The avionics probably aren't smaller,or cheaper than F9 since AIUI they don't use off-the-shelf hardware. Nor the booster airframe, as it's purchased rather than built. Nor the engines - ULA pays ~24 million dollars for a single RD-180, and I doubt a pair of RD-181's is much if any, cheaper.

I could easily see RD-181 being cheaper for NG than RD-180 is for ULA. Aside from being a different and less complex engine NG also isn't a captive customer. They can always move on to another engine, another launcher, or exit the launch business altogether. ULA doesn't(didn't) really have that option with Atlas V. For national security it was the only game in town so any price could be asked.

It's like Soyuz. We've seen what a privately purchased Soyuz seat costs, and what a NASA purchased Soyuz seat costs. A private customer can always walk away, NASA is captive.

So it comes down to business. If Energomash wants to sell engines, they can't price themselves out of the market.
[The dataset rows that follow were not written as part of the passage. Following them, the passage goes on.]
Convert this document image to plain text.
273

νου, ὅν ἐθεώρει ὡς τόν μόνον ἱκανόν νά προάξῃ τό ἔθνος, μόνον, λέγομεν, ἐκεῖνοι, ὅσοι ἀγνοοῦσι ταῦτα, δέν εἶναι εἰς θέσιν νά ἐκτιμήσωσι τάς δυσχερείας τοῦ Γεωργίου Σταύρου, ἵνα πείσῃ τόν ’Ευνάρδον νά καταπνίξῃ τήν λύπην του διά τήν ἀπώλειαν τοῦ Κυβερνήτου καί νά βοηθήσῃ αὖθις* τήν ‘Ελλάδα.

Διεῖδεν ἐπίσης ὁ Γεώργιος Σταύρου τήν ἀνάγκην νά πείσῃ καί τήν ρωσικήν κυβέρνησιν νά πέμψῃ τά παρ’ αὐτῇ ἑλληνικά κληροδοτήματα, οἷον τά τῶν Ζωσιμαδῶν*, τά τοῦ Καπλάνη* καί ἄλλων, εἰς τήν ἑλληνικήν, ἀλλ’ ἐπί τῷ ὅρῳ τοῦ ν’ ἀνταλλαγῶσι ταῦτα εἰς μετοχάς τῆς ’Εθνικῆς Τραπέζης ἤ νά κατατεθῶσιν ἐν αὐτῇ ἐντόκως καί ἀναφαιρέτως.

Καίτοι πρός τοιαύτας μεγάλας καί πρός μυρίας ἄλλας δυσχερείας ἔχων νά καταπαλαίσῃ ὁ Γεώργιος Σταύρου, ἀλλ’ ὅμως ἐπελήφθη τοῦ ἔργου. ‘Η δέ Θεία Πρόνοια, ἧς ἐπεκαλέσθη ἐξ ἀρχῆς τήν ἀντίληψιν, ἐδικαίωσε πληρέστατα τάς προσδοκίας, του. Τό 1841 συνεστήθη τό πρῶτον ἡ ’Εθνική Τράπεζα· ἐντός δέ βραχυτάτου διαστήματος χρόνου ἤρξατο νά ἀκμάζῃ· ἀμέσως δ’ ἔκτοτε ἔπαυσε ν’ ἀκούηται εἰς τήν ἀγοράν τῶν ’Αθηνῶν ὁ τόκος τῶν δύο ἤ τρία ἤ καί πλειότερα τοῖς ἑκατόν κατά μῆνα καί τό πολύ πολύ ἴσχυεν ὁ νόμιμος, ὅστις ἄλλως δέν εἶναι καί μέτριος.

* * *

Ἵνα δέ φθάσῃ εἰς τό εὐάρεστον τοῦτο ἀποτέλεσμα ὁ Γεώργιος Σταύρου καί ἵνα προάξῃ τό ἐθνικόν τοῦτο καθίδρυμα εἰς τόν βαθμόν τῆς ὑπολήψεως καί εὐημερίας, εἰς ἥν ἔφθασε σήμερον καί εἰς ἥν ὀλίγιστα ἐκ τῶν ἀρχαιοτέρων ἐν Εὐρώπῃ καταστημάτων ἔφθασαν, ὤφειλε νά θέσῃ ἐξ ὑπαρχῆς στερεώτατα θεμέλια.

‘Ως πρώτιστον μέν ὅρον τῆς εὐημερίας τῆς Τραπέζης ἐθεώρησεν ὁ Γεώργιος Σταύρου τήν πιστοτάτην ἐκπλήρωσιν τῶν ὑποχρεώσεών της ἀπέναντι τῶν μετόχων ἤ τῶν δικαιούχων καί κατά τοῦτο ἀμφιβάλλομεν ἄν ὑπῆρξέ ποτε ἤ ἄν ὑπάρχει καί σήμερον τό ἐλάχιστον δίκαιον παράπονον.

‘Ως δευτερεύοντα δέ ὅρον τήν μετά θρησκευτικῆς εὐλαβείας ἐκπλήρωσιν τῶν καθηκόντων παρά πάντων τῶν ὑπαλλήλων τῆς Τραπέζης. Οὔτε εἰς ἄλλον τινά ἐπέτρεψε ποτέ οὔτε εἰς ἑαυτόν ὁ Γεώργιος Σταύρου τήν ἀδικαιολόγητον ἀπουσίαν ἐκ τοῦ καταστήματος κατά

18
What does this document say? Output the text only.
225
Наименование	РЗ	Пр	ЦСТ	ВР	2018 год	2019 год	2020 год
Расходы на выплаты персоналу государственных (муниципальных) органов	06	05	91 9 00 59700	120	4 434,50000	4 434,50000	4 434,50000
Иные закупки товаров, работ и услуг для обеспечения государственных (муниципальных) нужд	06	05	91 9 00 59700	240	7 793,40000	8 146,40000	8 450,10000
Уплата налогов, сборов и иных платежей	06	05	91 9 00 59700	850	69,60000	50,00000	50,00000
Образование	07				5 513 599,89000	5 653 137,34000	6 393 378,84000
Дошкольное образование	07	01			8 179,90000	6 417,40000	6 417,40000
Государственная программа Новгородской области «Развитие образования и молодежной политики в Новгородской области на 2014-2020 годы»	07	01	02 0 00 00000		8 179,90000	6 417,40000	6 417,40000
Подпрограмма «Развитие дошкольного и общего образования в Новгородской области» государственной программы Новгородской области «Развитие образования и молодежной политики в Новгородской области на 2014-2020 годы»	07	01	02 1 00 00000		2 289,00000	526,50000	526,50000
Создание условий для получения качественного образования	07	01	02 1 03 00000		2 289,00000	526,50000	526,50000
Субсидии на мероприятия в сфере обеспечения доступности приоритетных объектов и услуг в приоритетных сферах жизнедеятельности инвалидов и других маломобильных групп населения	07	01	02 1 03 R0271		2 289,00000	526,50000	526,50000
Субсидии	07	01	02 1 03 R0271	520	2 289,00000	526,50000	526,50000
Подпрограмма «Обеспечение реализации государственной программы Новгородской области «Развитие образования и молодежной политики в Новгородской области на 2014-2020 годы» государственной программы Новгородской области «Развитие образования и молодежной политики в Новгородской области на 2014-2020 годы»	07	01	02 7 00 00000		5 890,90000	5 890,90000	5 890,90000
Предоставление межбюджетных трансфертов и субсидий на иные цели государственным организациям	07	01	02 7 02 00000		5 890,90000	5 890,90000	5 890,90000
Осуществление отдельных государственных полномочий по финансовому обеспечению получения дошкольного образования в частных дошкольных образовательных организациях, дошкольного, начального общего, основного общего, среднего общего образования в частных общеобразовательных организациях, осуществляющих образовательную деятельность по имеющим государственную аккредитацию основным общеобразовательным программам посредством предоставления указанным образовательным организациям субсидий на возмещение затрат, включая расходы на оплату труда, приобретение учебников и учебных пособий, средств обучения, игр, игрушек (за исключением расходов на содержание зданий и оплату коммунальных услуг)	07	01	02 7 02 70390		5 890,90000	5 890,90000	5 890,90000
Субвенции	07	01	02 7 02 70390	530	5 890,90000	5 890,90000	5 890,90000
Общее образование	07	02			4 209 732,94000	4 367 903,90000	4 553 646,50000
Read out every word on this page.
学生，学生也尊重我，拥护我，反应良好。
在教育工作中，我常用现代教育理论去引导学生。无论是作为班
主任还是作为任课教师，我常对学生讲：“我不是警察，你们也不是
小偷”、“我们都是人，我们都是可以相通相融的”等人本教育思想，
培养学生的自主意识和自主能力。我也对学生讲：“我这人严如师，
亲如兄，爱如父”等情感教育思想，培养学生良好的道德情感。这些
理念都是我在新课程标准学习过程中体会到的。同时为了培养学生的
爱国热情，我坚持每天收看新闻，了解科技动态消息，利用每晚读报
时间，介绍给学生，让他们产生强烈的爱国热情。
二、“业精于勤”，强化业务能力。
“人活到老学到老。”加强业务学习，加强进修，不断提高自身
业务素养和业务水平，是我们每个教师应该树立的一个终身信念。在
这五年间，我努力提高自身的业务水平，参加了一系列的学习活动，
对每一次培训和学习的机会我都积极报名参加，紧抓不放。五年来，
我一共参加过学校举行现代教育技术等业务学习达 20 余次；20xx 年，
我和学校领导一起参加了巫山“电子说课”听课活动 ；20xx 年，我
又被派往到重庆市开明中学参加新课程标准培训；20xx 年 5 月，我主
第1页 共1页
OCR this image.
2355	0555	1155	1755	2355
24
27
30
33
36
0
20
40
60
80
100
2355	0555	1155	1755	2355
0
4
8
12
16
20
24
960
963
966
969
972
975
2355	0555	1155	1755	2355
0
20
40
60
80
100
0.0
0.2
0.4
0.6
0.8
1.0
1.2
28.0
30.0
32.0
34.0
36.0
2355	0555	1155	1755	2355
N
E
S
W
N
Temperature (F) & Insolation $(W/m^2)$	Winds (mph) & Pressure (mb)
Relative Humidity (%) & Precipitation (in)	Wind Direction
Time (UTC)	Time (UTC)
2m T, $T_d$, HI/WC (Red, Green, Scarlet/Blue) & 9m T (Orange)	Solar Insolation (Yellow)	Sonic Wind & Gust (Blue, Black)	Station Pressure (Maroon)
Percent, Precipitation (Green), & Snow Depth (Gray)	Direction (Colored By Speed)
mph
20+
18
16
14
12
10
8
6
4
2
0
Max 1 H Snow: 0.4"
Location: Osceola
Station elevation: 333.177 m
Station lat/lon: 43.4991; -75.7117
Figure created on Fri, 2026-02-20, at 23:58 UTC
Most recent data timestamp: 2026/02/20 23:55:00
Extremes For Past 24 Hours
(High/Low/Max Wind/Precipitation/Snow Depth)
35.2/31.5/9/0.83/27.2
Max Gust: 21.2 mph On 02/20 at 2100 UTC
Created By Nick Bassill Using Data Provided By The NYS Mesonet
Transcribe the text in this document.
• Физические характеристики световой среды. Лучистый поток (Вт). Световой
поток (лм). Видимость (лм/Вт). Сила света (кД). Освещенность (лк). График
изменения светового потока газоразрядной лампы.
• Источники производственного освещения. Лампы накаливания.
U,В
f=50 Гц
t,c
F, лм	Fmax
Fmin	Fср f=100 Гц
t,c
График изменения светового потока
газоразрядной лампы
Even Antares isn't a free lunch, NG has already shown they'll switch launchers on CRS.
How is 2x RD-181 less complex than a single RD-180? The pair have all the same components, plus an extra powerhead, compared to the single engine.

And Northrop can't exit the launch business and leave NASA hanging on CRS. Not if they want to keep building multiple billion dollar satellites for NASA.